La diversité corporelle à l’avant-plan sur un compte Instagram montréalais
Dans son projet La femme allégorique, le Verdunois Philippe Roussin immortalise des femmes nues en misant sur la diversité corporelle. Les photos de femmes sont partagées sur son compte Instagram «sharinglights» afin que ces figurantes anonymes se sentent mieux dans leur peau et acceptent leur corps.
La photographie est un passe-temps dans la vie de Philippe Roussin, technicien de scène de formation. Avec la pandémie, les contrats artistiques ont été plus rares, ce qui lui a donc laissé plus de temps à consacrer à son projet photo qu’il a démarré il y a environ deux ans et demi.
Grâce à sa formation en cinéma et en télévision, il a pu découvrir l’univers de la création visuelle. «C’est difficile de trouver exactement d’où l’idée m’est venue de faire ce projet, mais l’image du corps, jouer avec les ombres et les lumières du corps, ç’a toujours été quelque chose qui m’a fasciné à la base», explique M. Roussin.
L’idée de La femme allégorique a germé dans son esprit après avoir parlé avec une amie qui lui confiait être tannée de recevoir des «dickpics», ces clichés d’organes masculins non sollicités envoyés généralement à des femmes, surtout via les réseaux sociaux. «Elle avait besoin d’évacuer, se rappelle-t-il.
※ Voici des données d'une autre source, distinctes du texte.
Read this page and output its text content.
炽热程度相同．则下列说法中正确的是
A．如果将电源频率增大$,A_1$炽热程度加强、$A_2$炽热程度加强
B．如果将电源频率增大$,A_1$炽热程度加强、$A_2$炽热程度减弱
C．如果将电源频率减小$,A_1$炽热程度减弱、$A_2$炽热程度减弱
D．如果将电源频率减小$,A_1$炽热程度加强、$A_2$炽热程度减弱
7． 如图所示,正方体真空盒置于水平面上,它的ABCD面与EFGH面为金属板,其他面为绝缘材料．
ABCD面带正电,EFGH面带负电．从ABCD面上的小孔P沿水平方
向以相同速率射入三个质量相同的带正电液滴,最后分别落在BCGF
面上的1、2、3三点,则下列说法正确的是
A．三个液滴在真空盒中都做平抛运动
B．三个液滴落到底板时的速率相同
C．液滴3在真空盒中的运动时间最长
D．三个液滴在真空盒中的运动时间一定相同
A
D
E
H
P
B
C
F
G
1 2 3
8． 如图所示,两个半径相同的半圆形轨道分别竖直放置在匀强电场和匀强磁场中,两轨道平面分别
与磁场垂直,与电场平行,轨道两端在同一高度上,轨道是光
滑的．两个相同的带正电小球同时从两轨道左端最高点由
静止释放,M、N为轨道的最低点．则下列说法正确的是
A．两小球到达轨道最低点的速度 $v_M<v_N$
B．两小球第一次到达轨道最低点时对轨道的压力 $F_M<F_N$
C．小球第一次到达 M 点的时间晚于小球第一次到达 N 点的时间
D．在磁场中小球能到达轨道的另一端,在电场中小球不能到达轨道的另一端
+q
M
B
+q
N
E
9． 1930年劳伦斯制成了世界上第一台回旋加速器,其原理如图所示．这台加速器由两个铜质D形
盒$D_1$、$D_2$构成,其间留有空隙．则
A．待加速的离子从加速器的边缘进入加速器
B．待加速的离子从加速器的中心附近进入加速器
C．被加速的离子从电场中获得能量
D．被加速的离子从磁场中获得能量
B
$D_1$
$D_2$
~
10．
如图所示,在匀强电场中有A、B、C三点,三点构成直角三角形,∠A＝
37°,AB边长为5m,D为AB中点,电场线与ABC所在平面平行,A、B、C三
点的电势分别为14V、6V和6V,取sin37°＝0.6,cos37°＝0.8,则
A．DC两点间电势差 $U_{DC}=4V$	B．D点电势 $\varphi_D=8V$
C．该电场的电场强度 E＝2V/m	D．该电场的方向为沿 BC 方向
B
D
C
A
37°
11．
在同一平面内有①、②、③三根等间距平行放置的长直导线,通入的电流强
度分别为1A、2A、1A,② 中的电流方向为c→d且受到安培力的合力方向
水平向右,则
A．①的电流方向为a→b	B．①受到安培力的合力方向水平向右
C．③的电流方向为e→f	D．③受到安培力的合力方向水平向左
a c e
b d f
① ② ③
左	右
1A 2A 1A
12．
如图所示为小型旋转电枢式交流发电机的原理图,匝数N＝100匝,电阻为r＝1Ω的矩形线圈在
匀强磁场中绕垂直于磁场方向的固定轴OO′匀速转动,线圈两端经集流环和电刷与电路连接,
Je lui avais dit qu’un jour, j’allais faire un projet de photographies artistiques de femmes nues, mais anonymes. Donc, un gars qui allait voir la photo, qui sent habituellement le besoin d’envoyer un dickpic juste parce qu’il voit une femme nue sur les médias sociaux, il sera obligé de passer à autre chose.»
«Ça serait hypocrite de ma part de vouloir montrer juste des femmes «parfaite» sur ma plateforme, alors que moi-même j’ai de la difficulté à m’accepter comme je suis.» -Philippe Roussin
Bien que le cyberharcèlement soit en quelque sorte la genèse du projet, l’initiative de M. Roussin a évolué. Si l’on observe les photographies du projet, il est évident que la diversité corporelle est un aspect très important. Les photos mettent en valeur les «petits défauts» des femmes, comme des cicatrices, des bourrelets ou des vergetures. «Moi-même j’ai vécu des [préoccupations] par le passé par rapport à mon apparence, à mon physique», raconte-t-il, soulignant que ces femmes sont courageuses de se faire photographier malgré leurs complexes.
Dans sa démarche, l’artiste ne sollicite aucun modèle. Ce sont les femmes qui lui écrivent pour faire une séance photo. Par ce fait, Philippe Roussin explique qu’il est difficile d’avoir une parité de diversité de modèles. Il ne peut pas, par exemple, avoir autant de femmes racisées que de femmes blanches puisqu’il ne sélectionne pas les candidates en conséquence. D’ailleurs, il ne refuse personne.
Féministe
Le compte Instagram «sharinglights» possède près de 15 000 abonnés, une popularité qui surpasse les attentes de M. Roussin. «Toutes mes publications sont anonymes. Les risques que quelqu’un qui connaît la personne photographiée voit la photo sont diminués, et ça diminue alors la visibilité de la plateforme», explique-t-il.
L’artiste soulève qu’il y a beaucoup d’hommes qui photographient des femmes nues. Il estime toutefois que son approche le distingue, notamment par sa sensibilité et son écoute. Il prend toujours le temps de discuter quelques heures de tout et de rien avec les modèles. Il veut les mettre en valeur dans leur quotidien, sans tabous.
Les modèles participent au projet pour différentes raisons, mais l’acceptation de soi est souvent un motif évoqué par les participantes. «Je répète tout le temps que je ne pourrai jamais comprendre la réalité d’une femme, je ne peux pas prétendre faire le projet au regard des yeux d’une femme», souligne-t-il.
Les commentaires des internautes sont majoritairement positifs. Ce que Philippe Roussin entend le plus souvent, particulièrement des femmes, c’est que ça leur fait du bien de voir des modèles féminins qui leur ressemblent et que cela est même nécessaire.